Partager la publication "APARTHEID ÉNERGÉTIQUE – La diplomatie de l’énergie au cœur d’un génocide"
Alors qu’Israël massacre la population palestinienne, l’Europe et les États-Unis négocient avec le gouvernement de Netanyahou pour s’assurer le contrôle du gaz de Gaza.
Alfons Pérez/Juan Bordera, 3 novembre 2023. « Les entreprises sélectionnées se sont engagées à réaliser un investissement sans précédent dans l’exploitation du gaz naturel au cours des trois prochaines années, ce qui devrait aboutir à la découverte de nouveaux gisements de gaz naturel. » Le ministre israélien de l’énergie, Israel Kartz, a clôturé dimanche 29 octobre l’octroi de 12 licences d’exploitation de gaz fossile au large de la côte méditerranéenne du pays. En pleine offensive militaire contre la bande de Gaza, des sociétés comme l’italien Eni, le britannique BP ou l’azéri Socar développent leur activité gazière. Quelques mois plus tôt, le Premier ministre israélien Benjamin Netanyahu avait assuré qu’il fallait « accélérer les exportations vers l’Europe » pour mettre fin à la dépendance énergétique à la Russie. Cette photographie montre que les projets expansionnistes d’Israël à Gaza concernent également les réserves énergétiques de la mer palestinienne.

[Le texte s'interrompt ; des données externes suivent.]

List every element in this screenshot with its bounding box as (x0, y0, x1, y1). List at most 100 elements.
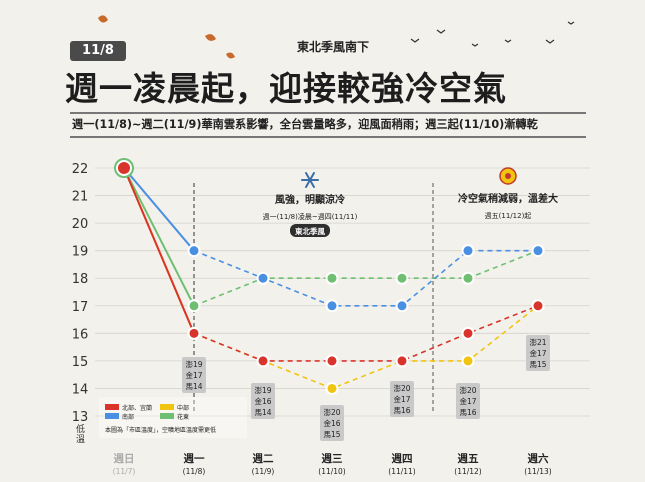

« Aide humanitaire à Gaza ? Aucun interrupteur électrique ne sera allumé, aucun robinet d’eau ne sera ouvert et aucun camion de carburant n’entrera dans Gaza jusqu’au retour des israéliens enlevés ». Ces déclarations du ministre Kartz confirment la stratégie consistant à infliger des souffrances indiscriminées à la population de la bande de Gaza et illustrent le contrôle absolu qu’Israël exerce sur les approvisionnements de base en Palestine, un territoire qui possède deux gisements de gaz, Marine 1 et 2, à environ 35 kilomètres de la côte, découverts dans les années 90 mais jamais exploités.

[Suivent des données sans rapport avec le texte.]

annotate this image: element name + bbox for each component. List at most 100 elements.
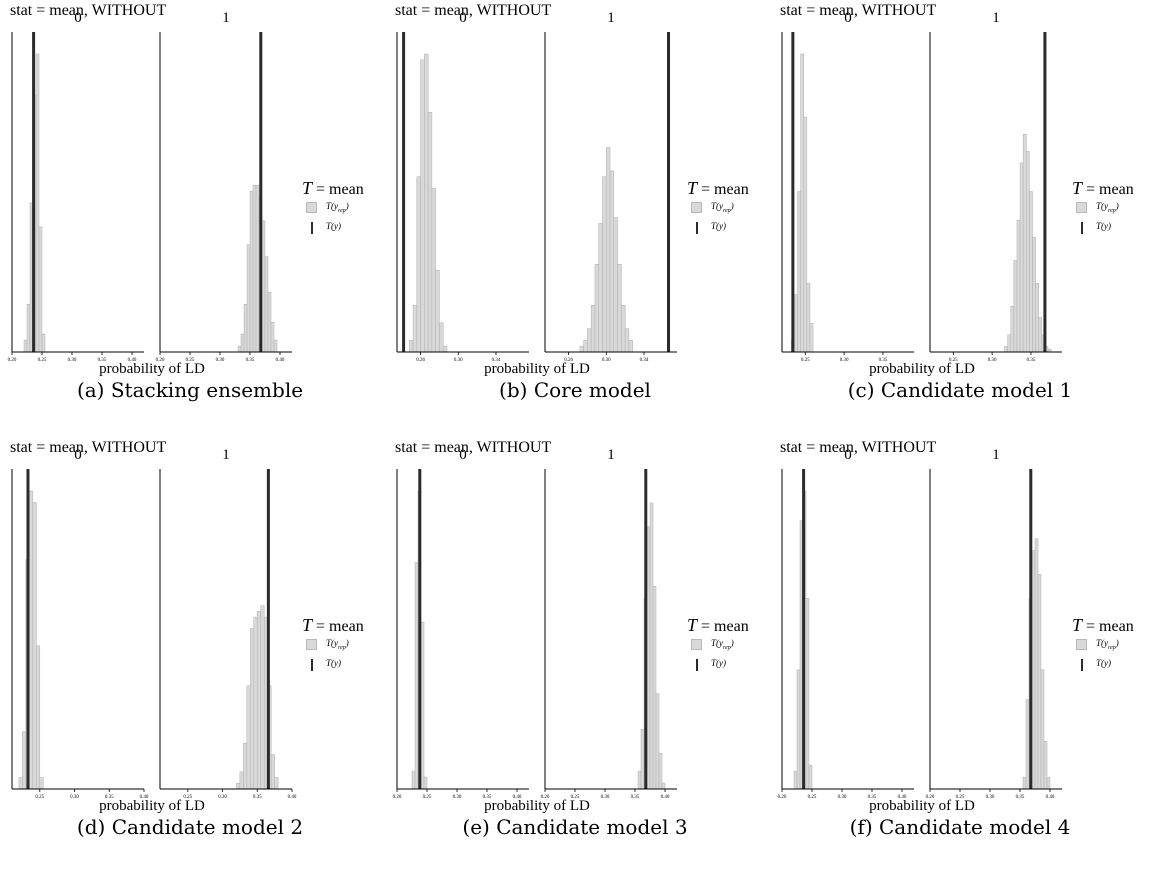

En fait, Gaza comme la Cisjordanie importent de l’énergie (gaz, pétrole, électricité) par l’intermédiaire d’Israël. Avant la guerre, la bande de Gaza souffrait de coupures d’électricité constantes, compromettant le fonctionnement des services de base et obligeant le recours à des générateurs diesel, source de pollution et d’exclusion énergétique, le prix du carburant étant inabordable pour la population appauvrie. Aujourd’hui, avec l’application des mesures de Kartz, la situation est encore plus extrême.
Les champs de Marine 1 et 2 étaient déjà l’un des buts non atteints de l’Opération Plomb Durci lancée par les forces d’occupation israéliennes en 2008, une intervention qui a fait 14 victimes israéliennes et 1 400 Palestiniennes. Pour la Palestine, les réserves de gaz représentaient la possibilité de parvenir à une certaine indépendance énergétique vis-à-vis d’Israël. C’est pourquoi en 2015, l’Autorité palestinienne a acheté les droits d’exploitation de Marine, propriété de Royal Dutch Shell, par l’intermédiaire du fonds souverain Palestine Investment Fund, mais Israël n’a jamais autorisé son exploitation.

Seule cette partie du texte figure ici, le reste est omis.